(Vibizmedia – Jakarta) Dalam industri musik, royalti bukan sekadar pembayaran, melainkan sumber utama kehidupan ekonomi bagi para pencipta lagu, musisi, dan label rekaman. Setiap lagu yang diputar di radio, mengalun di kafe, atau dinikmati lewat platform digital, menyimpan aliran pendapatan yang menopang keberlangsungan para kreator.
Meski begitu, pemahaman publik mengenai royalti sebagai bentuk perlindungan hak ekonomi masih terbatas.
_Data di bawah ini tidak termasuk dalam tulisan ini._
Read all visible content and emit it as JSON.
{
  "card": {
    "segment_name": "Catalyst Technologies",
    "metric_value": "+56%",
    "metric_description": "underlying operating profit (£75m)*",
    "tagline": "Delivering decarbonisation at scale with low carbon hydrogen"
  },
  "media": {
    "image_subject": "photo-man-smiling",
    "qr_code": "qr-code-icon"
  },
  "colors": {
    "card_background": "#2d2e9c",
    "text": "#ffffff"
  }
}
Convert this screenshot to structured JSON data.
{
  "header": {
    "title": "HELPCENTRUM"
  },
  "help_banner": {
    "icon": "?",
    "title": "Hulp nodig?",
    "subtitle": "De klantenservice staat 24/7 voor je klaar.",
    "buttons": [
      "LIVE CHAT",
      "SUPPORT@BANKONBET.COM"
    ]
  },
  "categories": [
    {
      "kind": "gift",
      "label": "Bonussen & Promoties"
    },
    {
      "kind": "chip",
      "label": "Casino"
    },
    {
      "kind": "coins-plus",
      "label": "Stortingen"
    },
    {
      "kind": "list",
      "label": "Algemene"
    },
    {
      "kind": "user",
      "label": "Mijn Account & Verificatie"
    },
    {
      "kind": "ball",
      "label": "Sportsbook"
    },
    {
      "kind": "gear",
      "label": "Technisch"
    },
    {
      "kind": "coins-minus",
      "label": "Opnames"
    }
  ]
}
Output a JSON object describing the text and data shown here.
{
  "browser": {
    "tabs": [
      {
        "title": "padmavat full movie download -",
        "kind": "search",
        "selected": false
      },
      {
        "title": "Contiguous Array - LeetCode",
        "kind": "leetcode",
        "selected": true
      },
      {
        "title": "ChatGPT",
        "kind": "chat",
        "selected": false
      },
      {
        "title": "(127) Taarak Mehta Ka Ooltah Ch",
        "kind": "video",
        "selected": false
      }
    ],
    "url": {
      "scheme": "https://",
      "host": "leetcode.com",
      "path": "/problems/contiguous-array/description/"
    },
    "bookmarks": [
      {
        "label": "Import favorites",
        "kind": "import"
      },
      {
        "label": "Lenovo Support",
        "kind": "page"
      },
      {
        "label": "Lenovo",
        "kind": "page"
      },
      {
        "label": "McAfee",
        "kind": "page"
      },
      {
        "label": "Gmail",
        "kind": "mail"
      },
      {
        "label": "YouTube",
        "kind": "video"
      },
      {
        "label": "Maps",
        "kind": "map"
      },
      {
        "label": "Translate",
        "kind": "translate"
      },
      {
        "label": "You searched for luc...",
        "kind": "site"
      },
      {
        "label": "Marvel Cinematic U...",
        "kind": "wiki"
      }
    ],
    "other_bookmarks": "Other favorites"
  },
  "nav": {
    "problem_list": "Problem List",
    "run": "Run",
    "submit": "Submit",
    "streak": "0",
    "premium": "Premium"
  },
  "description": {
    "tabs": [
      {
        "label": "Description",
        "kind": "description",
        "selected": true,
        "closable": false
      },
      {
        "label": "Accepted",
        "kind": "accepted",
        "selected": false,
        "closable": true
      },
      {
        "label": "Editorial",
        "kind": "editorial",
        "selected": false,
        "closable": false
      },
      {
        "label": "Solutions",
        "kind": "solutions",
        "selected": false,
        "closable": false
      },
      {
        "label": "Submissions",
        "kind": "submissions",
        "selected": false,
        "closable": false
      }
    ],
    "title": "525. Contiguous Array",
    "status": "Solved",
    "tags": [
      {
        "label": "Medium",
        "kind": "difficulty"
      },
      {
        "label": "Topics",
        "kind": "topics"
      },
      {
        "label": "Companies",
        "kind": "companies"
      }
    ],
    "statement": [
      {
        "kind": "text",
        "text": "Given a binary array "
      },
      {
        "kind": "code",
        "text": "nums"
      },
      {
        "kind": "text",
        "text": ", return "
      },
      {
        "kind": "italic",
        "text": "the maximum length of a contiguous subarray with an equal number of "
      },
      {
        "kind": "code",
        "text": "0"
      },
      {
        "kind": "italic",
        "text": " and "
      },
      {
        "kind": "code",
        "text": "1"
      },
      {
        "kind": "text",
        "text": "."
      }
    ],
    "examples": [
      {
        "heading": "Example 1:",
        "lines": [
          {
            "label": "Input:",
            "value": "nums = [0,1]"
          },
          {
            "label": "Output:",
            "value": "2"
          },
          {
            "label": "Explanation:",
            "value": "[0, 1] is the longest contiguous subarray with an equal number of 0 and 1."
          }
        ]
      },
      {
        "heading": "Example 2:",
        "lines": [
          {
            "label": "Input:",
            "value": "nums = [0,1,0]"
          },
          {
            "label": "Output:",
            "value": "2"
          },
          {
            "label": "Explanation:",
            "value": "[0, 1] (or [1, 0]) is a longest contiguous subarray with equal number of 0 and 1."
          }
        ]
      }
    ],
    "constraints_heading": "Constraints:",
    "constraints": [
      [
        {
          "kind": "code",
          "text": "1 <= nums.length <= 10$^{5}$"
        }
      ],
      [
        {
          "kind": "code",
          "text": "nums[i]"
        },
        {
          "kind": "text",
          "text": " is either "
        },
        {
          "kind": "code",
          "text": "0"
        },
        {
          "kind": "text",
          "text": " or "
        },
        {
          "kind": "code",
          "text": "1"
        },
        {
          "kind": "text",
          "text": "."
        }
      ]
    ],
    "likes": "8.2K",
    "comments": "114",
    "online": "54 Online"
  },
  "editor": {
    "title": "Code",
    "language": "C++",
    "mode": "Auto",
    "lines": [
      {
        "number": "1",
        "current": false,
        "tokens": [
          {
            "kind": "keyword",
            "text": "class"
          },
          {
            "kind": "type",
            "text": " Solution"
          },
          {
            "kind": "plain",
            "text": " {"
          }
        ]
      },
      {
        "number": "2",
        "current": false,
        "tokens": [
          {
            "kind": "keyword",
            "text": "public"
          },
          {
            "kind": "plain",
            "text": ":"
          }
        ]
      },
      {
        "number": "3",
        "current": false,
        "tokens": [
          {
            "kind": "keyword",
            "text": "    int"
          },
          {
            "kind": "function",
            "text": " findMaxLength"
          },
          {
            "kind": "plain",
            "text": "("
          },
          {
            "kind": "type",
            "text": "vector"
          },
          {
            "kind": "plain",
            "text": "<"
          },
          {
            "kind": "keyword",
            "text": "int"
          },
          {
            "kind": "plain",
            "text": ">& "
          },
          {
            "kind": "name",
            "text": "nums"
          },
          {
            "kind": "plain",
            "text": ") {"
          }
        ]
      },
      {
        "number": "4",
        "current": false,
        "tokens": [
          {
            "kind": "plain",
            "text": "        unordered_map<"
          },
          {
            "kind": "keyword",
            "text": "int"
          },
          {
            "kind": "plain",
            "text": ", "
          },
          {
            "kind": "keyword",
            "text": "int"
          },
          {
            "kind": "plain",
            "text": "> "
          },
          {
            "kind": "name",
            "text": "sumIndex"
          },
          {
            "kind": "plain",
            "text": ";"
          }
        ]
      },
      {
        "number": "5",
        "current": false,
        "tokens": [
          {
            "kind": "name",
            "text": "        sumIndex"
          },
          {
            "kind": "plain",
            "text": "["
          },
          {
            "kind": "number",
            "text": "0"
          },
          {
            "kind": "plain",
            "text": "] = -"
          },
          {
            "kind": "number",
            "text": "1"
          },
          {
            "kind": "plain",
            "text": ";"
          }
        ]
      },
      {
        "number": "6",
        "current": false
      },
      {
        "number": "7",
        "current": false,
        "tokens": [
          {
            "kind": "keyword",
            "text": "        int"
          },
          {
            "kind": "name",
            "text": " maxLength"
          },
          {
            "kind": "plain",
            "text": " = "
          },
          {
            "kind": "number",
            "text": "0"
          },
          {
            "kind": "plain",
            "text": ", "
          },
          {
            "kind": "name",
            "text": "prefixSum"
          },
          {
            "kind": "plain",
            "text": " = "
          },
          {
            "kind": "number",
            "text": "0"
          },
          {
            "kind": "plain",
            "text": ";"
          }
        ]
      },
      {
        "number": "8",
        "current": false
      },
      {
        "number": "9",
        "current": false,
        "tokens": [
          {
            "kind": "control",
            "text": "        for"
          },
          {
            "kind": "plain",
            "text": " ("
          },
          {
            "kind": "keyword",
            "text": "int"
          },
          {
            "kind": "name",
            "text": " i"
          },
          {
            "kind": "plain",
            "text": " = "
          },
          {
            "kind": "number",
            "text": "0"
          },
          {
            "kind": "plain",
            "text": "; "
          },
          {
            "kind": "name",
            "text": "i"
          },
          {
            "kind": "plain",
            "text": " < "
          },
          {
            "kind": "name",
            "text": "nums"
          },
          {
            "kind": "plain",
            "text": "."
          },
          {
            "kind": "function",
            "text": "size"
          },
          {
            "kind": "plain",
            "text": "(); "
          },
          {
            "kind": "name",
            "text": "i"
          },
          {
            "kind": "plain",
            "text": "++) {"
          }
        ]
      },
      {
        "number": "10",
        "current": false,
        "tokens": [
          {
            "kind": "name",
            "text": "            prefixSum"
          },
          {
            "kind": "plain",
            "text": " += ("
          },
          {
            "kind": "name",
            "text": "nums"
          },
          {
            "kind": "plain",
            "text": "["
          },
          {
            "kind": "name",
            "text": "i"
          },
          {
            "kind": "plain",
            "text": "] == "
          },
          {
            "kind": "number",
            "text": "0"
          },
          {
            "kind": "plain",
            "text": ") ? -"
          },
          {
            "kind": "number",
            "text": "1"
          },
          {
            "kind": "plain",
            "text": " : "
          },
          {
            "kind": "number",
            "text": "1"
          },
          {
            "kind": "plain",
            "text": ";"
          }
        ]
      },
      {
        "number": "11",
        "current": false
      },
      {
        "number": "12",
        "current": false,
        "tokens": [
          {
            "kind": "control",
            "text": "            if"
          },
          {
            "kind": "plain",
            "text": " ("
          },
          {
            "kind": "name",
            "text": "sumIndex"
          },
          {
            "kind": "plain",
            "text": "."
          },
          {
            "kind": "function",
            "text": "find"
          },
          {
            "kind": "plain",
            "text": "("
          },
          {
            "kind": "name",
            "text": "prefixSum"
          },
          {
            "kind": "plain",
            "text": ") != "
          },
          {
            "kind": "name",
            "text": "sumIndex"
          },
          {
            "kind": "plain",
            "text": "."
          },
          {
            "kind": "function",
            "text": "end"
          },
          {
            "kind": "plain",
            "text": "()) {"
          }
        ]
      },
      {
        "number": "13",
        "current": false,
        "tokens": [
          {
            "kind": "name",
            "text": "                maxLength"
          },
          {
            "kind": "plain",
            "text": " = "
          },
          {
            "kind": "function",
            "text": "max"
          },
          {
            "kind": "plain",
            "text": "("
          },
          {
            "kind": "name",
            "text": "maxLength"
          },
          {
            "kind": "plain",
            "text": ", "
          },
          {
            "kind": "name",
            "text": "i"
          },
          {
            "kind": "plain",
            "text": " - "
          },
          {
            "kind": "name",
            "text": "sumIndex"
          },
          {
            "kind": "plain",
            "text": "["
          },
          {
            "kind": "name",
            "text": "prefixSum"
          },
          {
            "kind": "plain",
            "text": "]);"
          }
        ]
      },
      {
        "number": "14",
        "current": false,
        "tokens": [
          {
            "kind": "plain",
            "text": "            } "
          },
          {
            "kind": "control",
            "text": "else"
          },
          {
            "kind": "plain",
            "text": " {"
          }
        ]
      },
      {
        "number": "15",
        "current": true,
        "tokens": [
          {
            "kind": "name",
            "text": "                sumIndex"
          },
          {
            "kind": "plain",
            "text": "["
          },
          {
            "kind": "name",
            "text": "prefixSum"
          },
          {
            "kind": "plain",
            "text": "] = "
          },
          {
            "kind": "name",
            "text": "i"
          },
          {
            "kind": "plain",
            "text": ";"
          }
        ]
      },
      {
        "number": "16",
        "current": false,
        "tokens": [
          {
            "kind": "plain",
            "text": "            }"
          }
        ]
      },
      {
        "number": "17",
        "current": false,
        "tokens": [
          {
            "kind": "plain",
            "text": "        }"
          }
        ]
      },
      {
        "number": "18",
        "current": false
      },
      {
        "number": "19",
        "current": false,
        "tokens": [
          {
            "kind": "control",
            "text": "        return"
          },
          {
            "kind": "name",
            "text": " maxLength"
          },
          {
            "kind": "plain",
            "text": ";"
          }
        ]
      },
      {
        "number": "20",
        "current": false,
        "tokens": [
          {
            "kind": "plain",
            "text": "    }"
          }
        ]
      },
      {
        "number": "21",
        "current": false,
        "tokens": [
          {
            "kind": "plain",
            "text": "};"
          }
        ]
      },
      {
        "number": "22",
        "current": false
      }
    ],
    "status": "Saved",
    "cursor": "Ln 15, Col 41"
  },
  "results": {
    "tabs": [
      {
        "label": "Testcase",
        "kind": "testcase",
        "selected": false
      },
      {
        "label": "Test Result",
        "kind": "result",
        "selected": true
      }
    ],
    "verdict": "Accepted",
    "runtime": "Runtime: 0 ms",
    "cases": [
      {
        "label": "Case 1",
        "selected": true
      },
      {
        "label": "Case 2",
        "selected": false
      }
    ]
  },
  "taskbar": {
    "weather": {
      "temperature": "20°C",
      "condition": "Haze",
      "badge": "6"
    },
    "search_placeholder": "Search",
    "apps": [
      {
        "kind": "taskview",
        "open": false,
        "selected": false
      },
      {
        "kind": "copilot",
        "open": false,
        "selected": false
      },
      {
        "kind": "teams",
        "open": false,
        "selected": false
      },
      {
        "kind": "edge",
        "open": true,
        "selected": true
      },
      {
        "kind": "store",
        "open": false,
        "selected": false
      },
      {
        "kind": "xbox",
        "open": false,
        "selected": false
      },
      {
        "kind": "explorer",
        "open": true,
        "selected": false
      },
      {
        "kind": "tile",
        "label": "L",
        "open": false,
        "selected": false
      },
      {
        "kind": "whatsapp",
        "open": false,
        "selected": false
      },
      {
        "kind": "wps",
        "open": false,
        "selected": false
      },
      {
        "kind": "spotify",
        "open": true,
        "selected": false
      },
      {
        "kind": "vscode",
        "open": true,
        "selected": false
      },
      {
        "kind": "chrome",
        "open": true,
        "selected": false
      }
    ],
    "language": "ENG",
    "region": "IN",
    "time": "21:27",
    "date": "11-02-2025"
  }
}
Secara umum, royalti musik terbagi dalam dua kategori utama: Performing Right dan Mechanical Right. Performing Right memberi kompensasi atas pemutaran musik di ruang publik komersial seperti radio, televisi, hotel, restoran, atau pusat perbelanjaan. Sedangkan Mechanical Right berlaku ketika lagu direproduksi atau digandakan, baik dalam bentuk fisik (CD, kaset) maupun digital (download dan streaming).
Di era digital, Mechanical Right menjadi sumber pendapatan terbesar. Setiap kali lagu diputar atau diunduh di platform seperti Spotify, Apple Music, atau Joox, pencipta berhak atas bagiannya. Mekanisme ini berbeda dengan royalti radio yang ditarik berdasarkan frekuensi pemutaran melalui Performing Right.
Di negara-negara maju seperti AS, Inggris, dan Jepang, pengelolaan royalti sudah lama berjalan transparan lewat lembaga kolektif seperti ASCAP, BMI, dan PRS for Music. Di Indonesia, tugas ini diamanatkan kepada Lembaga Manajemen Kolektif Nasional (LMKN) berdasarkan UU No. 28/2014 tentang Hak Cipta. LMKN menarik, menghimpun, dan mendistribusikan royalti sesuai tarif yang ditetapkan.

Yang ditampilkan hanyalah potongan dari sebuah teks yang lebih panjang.